Earlier today, Yahoo! headlined a piece showing how in an interview with the Obama campaign’s CNN’s Candy Crowley, House Minority Leader Nancy Pelosi pulled a comment by her Senate counterpart, Mitch McConnell out of context. Mrs. Pelosi contended that the Kentucky Republican “was talking about stopping, obstructing initiatives to create jobs, stopping initiatives that would show bipartisanship on the part of the president.”
McConnell’s fuller comments — including the vow to work with Obama “if he’s willing to meet us halfway on some of the biggest issues” and his statement that “I don’t want the president to fail; I want him to change” — contradict Pelosi’s claim that McConnell was speaking in the context of opposing any bipartisan initiatives or that he was outlining a position that Republicans would not support the president no “matter what the subject was.” One can argue about whether that turned out to be a Republican strategy or not, but that’s not what McConnell said.
Emphasis added. Surely, given how frequently Democrats cite this McConnell quotation (in attempt to buttress their talking point of Republican intransigence), a journalist would have checked the record and know that those Democrats had pulled it out of context. So, I went to the transcript.
Well, it is — I guess, the reason I’m asking it is so many people have pointed to, you know, when Mitch McConnell said that his number one goal was to see that the president was a one-term president. The president has now committed to you and others that he wants to do what he can to help turn the House Democratic. Isn’t that kind of the same thing?
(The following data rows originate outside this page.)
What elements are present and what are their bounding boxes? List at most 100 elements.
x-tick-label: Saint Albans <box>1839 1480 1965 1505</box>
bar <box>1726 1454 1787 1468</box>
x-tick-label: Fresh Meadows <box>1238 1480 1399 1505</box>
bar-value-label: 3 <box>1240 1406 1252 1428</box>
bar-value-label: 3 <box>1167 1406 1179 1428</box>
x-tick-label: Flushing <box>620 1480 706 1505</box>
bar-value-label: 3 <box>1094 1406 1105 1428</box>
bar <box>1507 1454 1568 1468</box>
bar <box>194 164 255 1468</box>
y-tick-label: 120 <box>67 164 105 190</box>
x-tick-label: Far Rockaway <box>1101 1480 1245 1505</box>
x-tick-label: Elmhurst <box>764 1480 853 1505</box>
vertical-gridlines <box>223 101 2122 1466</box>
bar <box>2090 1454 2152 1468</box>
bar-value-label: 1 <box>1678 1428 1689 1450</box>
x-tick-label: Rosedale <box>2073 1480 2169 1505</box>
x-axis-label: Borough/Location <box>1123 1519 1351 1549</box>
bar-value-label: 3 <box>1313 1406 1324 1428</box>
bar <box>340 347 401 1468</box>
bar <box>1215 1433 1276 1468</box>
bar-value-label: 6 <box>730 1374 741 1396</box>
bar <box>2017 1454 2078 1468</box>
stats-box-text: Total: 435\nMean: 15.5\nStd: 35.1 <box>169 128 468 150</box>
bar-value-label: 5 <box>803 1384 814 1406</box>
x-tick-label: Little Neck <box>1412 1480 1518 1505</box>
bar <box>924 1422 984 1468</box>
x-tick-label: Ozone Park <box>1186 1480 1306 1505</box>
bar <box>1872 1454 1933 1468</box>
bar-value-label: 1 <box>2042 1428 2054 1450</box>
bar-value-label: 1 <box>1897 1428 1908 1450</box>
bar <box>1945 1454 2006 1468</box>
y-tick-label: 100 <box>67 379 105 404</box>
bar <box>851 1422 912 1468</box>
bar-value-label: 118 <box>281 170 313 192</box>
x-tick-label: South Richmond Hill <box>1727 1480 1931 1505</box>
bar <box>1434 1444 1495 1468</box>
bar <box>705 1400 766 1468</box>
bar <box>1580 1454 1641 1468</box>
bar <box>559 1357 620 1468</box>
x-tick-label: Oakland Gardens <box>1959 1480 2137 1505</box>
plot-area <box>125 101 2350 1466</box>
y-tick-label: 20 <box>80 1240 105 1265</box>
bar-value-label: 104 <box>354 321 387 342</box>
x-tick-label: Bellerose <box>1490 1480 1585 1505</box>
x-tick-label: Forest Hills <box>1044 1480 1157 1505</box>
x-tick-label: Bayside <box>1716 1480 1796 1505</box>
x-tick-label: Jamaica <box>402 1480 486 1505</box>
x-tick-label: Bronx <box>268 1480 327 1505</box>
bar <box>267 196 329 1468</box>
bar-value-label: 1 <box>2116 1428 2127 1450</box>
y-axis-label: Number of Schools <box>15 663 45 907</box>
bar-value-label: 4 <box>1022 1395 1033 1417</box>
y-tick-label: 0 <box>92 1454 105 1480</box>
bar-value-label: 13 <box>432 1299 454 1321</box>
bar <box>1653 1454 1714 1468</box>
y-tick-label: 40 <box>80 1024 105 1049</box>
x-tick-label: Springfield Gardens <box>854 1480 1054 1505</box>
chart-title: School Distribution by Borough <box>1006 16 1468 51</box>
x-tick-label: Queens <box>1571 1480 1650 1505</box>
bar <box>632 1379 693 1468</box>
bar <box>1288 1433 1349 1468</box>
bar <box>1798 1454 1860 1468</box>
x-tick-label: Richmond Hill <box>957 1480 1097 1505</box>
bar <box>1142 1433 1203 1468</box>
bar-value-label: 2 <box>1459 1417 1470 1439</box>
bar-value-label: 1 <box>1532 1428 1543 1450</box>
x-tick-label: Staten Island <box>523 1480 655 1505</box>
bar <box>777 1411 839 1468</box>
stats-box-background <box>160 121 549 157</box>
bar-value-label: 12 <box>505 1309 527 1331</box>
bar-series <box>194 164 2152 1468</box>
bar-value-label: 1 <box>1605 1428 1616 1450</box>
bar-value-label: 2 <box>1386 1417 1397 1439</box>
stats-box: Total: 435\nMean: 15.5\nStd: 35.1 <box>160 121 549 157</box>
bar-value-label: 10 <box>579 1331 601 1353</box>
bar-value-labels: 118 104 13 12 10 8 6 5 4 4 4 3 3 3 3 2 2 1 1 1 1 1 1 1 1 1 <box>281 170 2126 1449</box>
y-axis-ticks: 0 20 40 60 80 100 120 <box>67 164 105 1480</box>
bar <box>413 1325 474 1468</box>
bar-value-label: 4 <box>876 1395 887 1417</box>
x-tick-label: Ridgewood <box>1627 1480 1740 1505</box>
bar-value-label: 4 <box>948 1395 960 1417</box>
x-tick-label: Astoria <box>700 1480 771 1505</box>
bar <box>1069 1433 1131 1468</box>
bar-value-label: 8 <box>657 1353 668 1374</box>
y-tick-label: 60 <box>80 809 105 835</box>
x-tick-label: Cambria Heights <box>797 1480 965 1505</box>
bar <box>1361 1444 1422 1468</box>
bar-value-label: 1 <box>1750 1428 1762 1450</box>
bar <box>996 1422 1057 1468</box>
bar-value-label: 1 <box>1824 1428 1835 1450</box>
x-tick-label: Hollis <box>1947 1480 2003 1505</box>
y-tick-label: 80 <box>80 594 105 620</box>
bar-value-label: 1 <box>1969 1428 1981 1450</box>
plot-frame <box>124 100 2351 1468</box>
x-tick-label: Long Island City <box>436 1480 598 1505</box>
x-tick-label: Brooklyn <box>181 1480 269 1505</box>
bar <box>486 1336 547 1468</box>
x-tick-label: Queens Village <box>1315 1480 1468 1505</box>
And Crowley does indeed seem aware of how frequently folks trot out the McConnell comment. Not that she says, “many people have pointed to” it, yet seems oblivious that most of those “many people” have pulled it out of context. She didn’t do his journalistic due diligence to see if the claim were accurate, taking a Democratic talking point at face value.
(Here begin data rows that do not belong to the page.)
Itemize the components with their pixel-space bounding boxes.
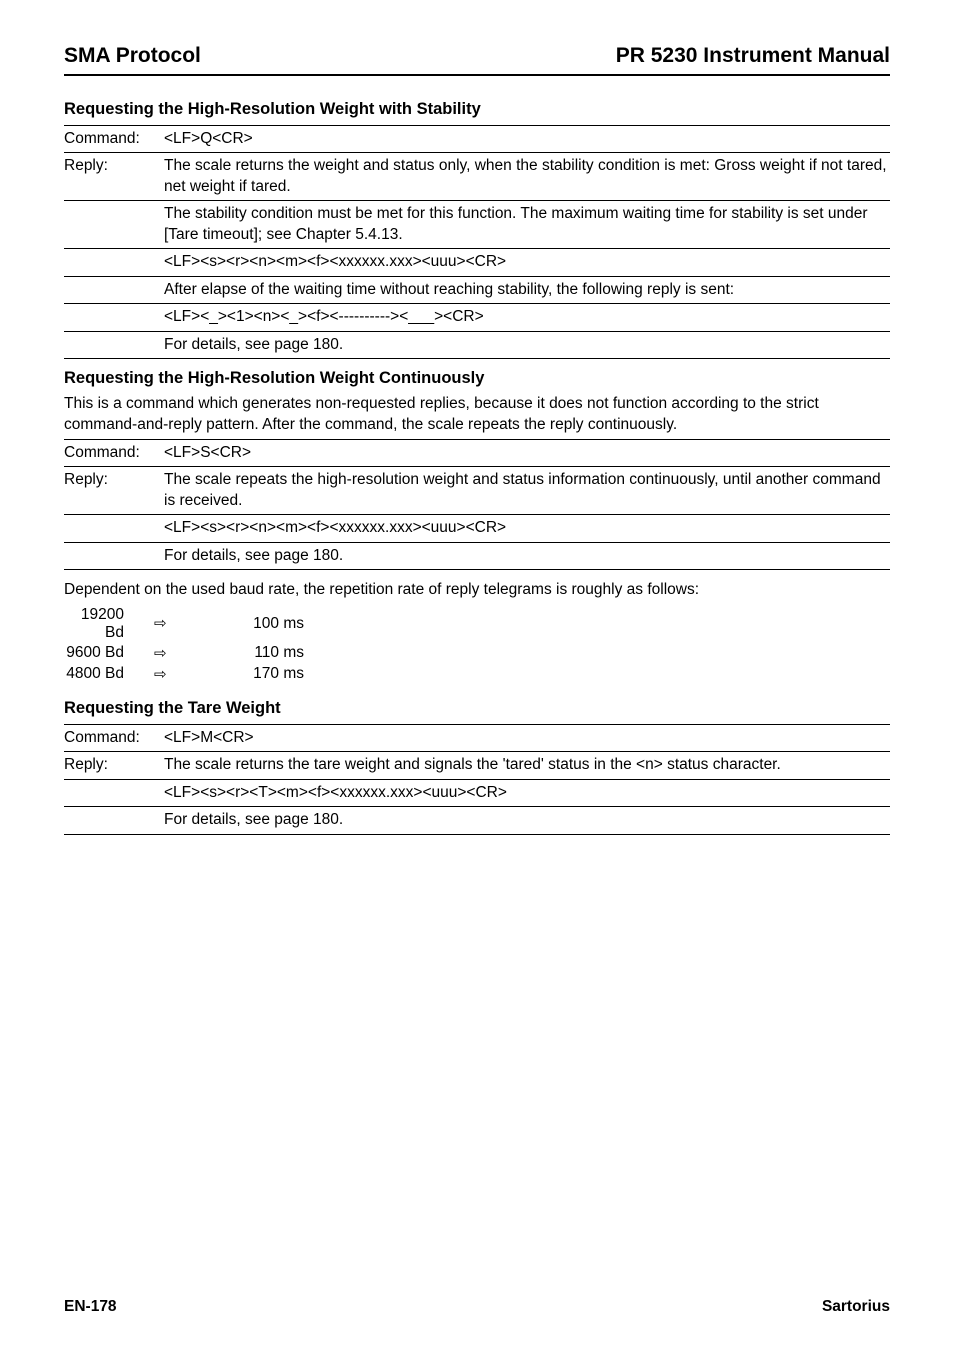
section1-table: Command:<LF>Q<CR> Reply:The scale return… — [64, 125, 890, 359]
header-left: SMA Protocol — [64, 44, 201, 68]
cell-label: Command: — [64, 126, 164, 153]
cell-text: <LF><s><r><n><m><f><xxxxxx.xxx><uuu><CR> — [164, 515, 890, 542]
table-row: Reply:The scale returns the weight and s… — [64, 153, 890, 201]
section3-table: Command:<LF>M<CR> Reply:The scale return… — [64, 724, 890, 835]
section3-heading: Requesting the Tare Weight — [64, 699, 890, 718]
table-row: For details, see page 180. — [64, 331, 890, 358]
cell-text: <LF><_><1><n><_><f><----------><___><CR> — [164, 304, 890, 331]
rate-row: 19200 Bd ⇨ 100 ms — [64, 605, 304, 643]
rate-bd: 9600 Bd — [64, 643, 154, 664]
cell-label — [64, 304, 164, 331]
rate-ms: 170 ms — [224, 664, 304, 685]
rate-bd: 19200 Bd — [64, 605, 154, 643]
footer-page-number: EN-178 — [64, 1298, 117, 1316]
table-row: Reply:The scale returns the tare weight … — [64, 752, 890, 779]
cell-text: The stability condition must be met for … — [164, 201, 890, 249]
header-right: PR 5230 Instrument Manual — [616, 44, 890, 68]
cell-text: For details, see page 180. — [164, 807, 890, 834]
cell-text: The scale repeats the high-resolution we… — [164, 467, 890, 515]
page: SMA Protocol PR 5230 Instrument Manual R… — [0, 0, 954, 1350]
table-row: After elapse of the waiting time without… — [64, 276, 890, 303]
table-row: For details, see page 180. — [64, 542, 890, 569]
table-row: Command:<LF>Q<CR> — [64, 126, 890, 153]
section2-table: Command:<LF>S<CR> Reply:The scale repeat… — [64, 439, 890, 570]
section1-heading: Requesting the High-Resolution Weight wi… — [64, 100, 890, 119]
cell-label — [64, 201, 164, 249]
cell-label: Command: — [64, 439, 164, 466]
section2-heading: Requesting the High-Resolution Weight Co… — [64, 369, 890, 388]
rate-ms: 110 ms — [224, 643, 304, 664]
table-row: For details, see page 180. — [64, 807, 890, 834]
cell-label: Reply: — [64, 153, 164, 201]
arrow-icon: ⇨ — [154, 645, 167, 662]
cell-label: Command: — [64, 724, 164, 751]
arrow-icon: ⇨ — [154, 666, 167, 683]
cell-text: <LF>Q<CR> — [164, 126, 890, 153]
cell-text: <LF><s><r><n><m><f><xxxxxx.xxx><uuu><CR> — [164, 249, 890, 276]
cell-label — [64, 779, 164, 806]
cell-text: <LF>M<CR> — [164, 724, 890, 751]
rate-row: 4800 Bd ⇨ 170 ms — [64, 664, 304, 685]
footer-brand: Sartorius — [822, 1298, 890, 1316]
cell-label — [64, 515, 164, 542]
cell-text: For details, see page 180. — [164, 542, 890, 569]
cell-label — [64, 807, 164, 834]
baud-rate-table: 19200 Bd ⇨ 100 ms 9600 Bd ⇨ 110 ms 4800 … — [64, 605, 304, 685]
table-row: The stability condition must be met for … — [64, 201, 890, 249]
rate-bd: 4800 Bd — [64, 664, 154, 685]
rate-ms: 100 ms — [224, 605, 304, 643]
table-row: Command:<LF>M<CR> — [64, 724, 890, 751]
page-header: SMA Protocol PR 5230 Instrument Manual — [64, 44, 890, 76]
cell-label — [64, 249, 164, 276]
table-row: <LF><_><1><n><_><f><----------><___><CR> — [64, 304, 890, 331]
rate-row: 9600 Bd ⇨ 110 ms — [64, 643, 304, 664]
table-row: Reply:The scale repeats the high-resolut… — [64, 467, 890, 515]
cell-text: The scale returns the weight and status … — [164, 153, 890, 201]
cell-label — [64, 542, 164, 569]
cell-text: For details, see page 180. — [164, 331, 890, 358]
cell-text: The scale returns the tare weight and si… — [164, 752, 890, 779]
cell-text: After elapse of the waiting time without… — [164, 276, 890, 303]
page-footer: EN-178 Sartorius — [64, 1298, 890, 1316]
table-row: <LF><s><r><T><m><f><xxxxxx.xxx><uuu><CR> — [64, 779, 890, 806]
cell-label: Reply: — [64, 467, 164, 515]
table-row: <LF><s><r><n><m><f><xxxxxx.xxx><uuu><CR> — [64, 249, 890, 276]
section2-intro: This is a command which generates non-re… — [64, 394, 890, 435]
section2-dependent: Dependent on the used baud rate, the rep… — [64, 580, 890, 600]
cell-text: <LF>S<CR> — [164, 439, 890, 466]
cell-text: <LF><s><r><T><m><f><xxxxxx.xxx><uuu><CR> — [164, 779, 890, 806]
arrow-icon: ⇨ — [154, 615, 167, 632]
cell-label — [64, 331, 164, 358]
cell-label: Reply: — [64, 752, 164, 779]
table-row: <LF><s><r><n><m><f><xxxxxx.xxx><uuu><CR> — [64, 515, 890, 542]
cell-label — [64, 276, 164, 303]
table-row: Command:<LF>S<CR> — [64, 439, 890, 466]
At least she did acknowledge the president’s focus on turning the House Democratic.
Earlier in their conversation, Pelosi claimed that “The president has always been very respectful of the views of the Republicans and the Congress, their leadership and their membership. He has always tried to accommodate them.” Crowley did not ask Mrs. Pelosi to provide any evidence to justify her claim nor did she remind her of the president’s rhetoric accusing Republicans of “social Darwinism” and of playing politics with the sequester.
Nor did Crowley ask how the president could be so respectful of Republican when he meets so infrequently with GOP leaders.
Do wonder if Miss Crowley asks tougher followups when she’s interviewing Republicans. And why she refused to challenge so many of Mrs. Pelosi’s claims, many of which can be contradicted by a few quick google searches.